I won't usually allow myself a whole day off when an OffDay comes calling.
I'll manage if only late in the afternoon, to struggle to complete some chore or something. The cats never take days off, either, but they depend on me being on enough to feed them at least morning and evening. If I miss their schedule, they'll come and remind me in increasingly urgent terms. Dinner, too, eventually looms, and regardless of how utterly lazy I've been, somebody's got to think about preparing something. OffDays are never recreational opportunities but extremely guilty pleasures. They seem sinful in ways no one should very frequently tolerate. They mean something sinister. They seem a blot on my character.

However cheerfully productive I might seem, I'm often deep down inside complaining. The unrelenting work wears on a fella to the point where he gets to thinkin' that a day in leisure might not kill him, or at least not immediately. It would unavoidably be the start of a downward slide, but I could probably hop off before I reached terminal velocity. Just an hour, another sixty minutes, just long enough to read the paper; I need a break but will have to steal that time. It's not mine! I sincerely hope nobody's watching. I think about my reputation. I'm slacking. I'm lacking. I'm on a downward slide. I might successfully hide my crime from you, but never from myself. I'm supposed to be working, cranking out something, not dozing along the side.

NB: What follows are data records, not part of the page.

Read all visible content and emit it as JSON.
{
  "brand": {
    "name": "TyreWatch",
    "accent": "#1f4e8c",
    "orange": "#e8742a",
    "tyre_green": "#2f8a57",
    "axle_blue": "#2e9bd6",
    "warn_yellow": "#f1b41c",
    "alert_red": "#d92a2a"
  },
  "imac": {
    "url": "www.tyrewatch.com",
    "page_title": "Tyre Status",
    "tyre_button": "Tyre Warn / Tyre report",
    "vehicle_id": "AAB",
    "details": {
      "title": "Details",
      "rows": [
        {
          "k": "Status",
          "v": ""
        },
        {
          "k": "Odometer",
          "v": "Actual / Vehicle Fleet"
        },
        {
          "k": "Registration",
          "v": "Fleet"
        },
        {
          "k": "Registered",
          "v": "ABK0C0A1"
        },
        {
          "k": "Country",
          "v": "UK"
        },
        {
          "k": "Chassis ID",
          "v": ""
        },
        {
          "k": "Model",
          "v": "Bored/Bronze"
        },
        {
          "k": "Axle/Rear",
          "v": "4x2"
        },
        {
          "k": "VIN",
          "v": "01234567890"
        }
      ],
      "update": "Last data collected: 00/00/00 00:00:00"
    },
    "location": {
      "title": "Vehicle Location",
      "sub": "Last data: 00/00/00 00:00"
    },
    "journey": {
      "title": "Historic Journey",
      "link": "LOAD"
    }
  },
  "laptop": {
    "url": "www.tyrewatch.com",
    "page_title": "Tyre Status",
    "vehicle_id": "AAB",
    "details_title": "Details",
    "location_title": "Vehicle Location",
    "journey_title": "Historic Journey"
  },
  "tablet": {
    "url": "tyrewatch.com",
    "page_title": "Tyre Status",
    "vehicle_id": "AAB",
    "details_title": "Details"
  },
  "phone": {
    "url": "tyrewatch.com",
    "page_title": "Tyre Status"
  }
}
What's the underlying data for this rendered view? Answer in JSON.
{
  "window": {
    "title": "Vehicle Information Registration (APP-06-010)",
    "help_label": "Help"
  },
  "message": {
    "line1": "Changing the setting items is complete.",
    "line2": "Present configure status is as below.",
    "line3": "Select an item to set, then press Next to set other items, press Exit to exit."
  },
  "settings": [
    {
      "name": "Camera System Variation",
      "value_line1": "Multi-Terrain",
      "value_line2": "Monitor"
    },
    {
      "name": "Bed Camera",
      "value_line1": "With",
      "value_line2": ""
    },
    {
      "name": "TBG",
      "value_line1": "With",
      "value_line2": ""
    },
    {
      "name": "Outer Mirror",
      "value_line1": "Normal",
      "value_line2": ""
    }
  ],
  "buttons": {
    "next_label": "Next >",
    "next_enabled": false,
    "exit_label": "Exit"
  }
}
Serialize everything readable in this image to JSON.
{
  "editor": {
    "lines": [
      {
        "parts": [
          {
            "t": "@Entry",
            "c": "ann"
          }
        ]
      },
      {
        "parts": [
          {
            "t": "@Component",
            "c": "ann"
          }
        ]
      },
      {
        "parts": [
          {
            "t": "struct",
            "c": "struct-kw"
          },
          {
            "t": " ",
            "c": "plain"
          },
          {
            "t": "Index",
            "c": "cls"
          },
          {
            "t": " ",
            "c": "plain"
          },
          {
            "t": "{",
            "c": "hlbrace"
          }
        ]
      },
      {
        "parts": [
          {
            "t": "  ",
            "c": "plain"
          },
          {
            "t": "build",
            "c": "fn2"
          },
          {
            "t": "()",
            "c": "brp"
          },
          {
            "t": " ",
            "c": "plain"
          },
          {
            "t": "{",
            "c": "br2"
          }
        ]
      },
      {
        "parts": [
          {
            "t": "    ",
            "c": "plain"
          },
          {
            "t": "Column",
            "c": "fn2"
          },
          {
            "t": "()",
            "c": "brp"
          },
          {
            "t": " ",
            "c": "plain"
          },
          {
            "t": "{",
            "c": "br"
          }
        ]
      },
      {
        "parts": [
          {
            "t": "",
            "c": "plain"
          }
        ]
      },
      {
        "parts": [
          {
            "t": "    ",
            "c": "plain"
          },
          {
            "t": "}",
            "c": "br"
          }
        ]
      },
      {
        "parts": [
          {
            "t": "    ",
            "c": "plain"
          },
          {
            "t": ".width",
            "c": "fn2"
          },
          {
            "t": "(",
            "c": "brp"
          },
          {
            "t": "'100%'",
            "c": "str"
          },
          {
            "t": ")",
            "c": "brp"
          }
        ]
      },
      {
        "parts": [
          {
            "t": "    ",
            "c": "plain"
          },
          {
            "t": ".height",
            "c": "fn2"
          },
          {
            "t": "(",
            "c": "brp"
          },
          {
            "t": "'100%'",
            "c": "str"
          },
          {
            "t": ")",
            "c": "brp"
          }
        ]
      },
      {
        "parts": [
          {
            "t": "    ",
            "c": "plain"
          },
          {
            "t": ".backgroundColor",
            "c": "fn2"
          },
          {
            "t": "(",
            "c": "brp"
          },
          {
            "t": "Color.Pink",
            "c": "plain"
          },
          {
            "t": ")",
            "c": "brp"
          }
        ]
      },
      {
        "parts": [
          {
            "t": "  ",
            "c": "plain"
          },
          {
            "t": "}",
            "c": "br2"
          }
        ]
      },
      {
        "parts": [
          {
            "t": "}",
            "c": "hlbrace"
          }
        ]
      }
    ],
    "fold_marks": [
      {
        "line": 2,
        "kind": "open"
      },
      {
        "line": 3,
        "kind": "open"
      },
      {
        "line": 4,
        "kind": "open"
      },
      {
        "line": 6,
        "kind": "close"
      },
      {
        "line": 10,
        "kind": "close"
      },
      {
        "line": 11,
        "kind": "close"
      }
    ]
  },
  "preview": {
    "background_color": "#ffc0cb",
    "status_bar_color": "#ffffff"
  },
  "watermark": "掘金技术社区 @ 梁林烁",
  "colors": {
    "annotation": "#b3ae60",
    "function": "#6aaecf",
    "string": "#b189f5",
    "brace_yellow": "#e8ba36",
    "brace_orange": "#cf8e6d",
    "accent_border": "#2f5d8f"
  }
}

OffDays pass. The next day usually finds me up and grinding again, little worse for the lack of wear. I feel guilty, but I'm already getting over it. I have yet to scratch the surface of my leisure deficit, but then I'm actively HomeMaking, not retiring but still making hay, and will be until the day I die, perhaps even longer. My work ethic seems stronger than my survival instinct. I can focus on almost any task until long after the band packs up and heads homeward. I'm the guy who's still sanding a door front when the rest of the crew, each gainfully employed and so continually earning time off, leave for the day. I've usually already been at it a while when they return the next morning. I'm HomeMaking, which comes with no punchcard with which to check in and, more significantly, none with which to check out again, either.  HomeMaking, like breathing, doesn't come with time off for good behavior.